YOUR SOLIN GENERATED RECIPE
Garlic Herb Roasted Elk with Root Vegetables
Enjoy a hearty and flavorful dish featuring lean roasted elk infused with garlic and fresh herbs, accompanied by a medley of tender root vegetables. This dish combines robust flavors with a delicate balance of protein and natural sweetness from the vegetables for an elegantly rustic meal.
INGREDIENTS
5 oz Elk Roast
1 medium Carrot
1 small Parsnip
1/4 portion Red Onion
1 Garlic Clove
1 tsp Olive Oil
2 tbsp Fresh Herbs (Rosemary and Thyme)
Salt and Pepper to taste
PREPARATION
Preheat the oven to 400°F.
In a small bowl, combine minced garlic, chopped fresh herbs, olive oil, salt, and pepper.
Rub the elk roast thoroughly with the herb mixture.
Chop the carrot, parsnip, and red onion into evenly sized pieces and spread them on a baking sheet.

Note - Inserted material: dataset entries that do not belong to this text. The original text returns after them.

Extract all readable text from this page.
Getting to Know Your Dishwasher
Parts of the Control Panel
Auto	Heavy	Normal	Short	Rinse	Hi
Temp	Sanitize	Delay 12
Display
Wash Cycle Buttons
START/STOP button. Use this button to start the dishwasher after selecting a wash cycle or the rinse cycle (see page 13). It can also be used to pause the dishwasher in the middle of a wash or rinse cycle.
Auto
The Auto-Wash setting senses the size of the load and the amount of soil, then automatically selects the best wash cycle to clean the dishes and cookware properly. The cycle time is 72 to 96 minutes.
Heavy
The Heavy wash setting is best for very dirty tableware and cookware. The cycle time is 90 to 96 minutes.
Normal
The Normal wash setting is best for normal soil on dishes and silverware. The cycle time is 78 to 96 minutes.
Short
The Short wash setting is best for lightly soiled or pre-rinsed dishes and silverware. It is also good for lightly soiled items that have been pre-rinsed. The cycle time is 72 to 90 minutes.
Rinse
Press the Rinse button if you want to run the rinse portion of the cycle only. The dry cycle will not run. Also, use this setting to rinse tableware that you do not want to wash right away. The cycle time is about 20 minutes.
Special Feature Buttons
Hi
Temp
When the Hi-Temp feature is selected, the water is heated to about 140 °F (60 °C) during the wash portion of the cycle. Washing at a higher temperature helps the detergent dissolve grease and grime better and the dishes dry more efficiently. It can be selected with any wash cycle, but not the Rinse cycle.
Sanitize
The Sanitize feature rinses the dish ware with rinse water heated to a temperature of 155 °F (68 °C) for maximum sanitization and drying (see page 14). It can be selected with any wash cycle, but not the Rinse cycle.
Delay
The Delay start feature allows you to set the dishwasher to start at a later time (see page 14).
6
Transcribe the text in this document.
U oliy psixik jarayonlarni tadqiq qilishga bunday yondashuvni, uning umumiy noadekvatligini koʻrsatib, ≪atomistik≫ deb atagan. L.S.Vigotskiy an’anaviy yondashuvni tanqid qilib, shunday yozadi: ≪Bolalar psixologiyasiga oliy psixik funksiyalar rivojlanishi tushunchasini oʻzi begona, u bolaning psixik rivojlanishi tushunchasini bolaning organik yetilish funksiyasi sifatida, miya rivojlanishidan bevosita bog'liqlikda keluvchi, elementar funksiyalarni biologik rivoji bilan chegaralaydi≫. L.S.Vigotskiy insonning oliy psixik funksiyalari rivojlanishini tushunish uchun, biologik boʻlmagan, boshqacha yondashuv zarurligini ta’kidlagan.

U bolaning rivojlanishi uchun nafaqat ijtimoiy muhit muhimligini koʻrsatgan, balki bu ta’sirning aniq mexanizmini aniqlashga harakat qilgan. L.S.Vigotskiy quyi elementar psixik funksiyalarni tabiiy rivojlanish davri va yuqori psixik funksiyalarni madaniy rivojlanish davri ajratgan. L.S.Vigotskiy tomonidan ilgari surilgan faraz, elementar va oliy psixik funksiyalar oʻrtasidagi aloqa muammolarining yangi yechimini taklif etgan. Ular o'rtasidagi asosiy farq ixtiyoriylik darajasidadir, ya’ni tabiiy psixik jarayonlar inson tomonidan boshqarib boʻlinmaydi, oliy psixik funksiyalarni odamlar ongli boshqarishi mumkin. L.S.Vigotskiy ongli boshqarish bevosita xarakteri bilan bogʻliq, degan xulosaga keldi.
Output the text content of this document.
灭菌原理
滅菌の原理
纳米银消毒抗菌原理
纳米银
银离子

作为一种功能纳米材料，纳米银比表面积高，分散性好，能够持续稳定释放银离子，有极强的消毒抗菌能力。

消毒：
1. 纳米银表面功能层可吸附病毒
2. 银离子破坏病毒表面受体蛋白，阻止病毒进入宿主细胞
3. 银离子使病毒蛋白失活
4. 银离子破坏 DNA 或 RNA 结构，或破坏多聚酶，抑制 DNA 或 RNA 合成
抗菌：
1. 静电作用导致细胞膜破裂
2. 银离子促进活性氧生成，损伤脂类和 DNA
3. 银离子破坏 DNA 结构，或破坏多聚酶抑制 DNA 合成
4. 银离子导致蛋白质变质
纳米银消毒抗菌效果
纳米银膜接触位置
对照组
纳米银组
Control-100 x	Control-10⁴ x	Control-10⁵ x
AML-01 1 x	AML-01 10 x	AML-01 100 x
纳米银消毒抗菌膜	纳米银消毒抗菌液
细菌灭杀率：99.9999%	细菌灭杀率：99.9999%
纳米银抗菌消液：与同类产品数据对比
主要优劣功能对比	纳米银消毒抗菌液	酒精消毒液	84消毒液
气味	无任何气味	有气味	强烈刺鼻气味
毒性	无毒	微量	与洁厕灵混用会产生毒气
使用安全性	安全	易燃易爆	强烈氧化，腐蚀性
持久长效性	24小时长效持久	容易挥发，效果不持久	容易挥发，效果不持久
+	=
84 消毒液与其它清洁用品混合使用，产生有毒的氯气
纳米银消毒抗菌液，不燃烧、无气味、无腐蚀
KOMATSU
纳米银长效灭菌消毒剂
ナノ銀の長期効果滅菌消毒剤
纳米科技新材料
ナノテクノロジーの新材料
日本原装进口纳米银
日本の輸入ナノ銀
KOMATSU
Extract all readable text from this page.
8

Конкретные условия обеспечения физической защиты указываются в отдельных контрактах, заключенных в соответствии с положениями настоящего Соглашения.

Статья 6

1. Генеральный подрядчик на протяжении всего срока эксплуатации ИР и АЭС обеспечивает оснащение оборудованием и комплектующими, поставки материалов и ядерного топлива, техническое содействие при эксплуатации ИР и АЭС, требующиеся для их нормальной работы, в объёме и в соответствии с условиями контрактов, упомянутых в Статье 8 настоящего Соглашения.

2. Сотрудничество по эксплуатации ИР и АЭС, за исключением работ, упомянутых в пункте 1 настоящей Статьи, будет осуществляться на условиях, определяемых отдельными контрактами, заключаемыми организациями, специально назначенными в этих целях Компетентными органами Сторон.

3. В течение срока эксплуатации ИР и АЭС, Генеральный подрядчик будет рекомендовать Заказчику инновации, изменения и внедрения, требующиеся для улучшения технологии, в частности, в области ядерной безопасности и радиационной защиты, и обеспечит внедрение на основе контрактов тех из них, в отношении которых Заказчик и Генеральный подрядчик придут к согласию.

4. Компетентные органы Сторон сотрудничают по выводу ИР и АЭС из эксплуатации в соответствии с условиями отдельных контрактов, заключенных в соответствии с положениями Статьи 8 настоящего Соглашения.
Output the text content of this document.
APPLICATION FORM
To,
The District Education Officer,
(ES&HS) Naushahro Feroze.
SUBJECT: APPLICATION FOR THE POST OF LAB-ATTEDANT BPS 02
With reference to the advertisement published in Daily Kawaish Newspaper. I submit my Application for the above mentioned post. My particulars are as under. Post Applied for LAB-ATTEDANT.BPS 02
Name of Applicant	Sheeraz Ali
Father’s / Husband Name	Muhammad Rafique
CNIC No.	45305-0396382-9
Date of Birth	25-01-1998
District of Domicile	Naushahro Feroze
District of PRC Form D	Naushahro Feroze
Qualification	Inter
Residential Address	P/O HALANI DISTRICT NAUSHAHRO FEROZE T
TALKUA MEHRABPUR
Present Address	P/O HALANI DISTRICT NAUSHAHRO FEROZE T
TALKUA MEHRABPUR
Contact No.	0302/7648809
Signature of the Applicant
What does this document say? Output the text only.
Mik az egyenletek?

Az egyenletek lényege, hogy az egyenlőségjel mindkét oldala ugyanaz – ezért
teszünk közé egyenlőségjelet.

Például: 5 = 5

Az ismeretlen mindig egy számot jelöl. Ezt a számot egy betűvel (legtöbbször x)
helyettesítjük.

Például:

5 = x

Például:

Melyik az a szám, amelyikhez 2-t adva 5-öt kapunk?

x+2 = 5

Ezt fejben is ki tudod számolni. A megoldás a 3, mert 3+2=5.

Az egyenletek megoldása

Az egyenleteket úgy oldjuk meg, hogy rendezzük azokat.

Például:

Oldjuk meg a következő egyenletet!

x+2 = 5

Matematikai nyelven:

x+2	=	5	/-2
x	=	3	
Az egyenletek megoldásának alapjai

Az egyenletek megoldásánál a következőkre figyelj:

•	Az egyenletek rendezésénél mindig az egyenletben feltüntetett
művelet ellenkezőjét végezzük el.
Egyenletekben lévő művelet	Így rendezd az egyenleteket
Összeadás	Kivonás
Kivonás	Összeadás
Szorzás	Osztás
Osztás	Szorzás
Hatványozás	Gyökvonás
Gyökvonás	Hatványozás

Place the elk roast on top of the vegetables, ensuring even exposure to heat.
Roast in the oven for 20-25 minutes or until the elk reaches your desired level of doneness and the vegetables are tender.
Remove from the oven, let rest for a few minutes, then slice the elk and serve alongside the roasted root vegetables.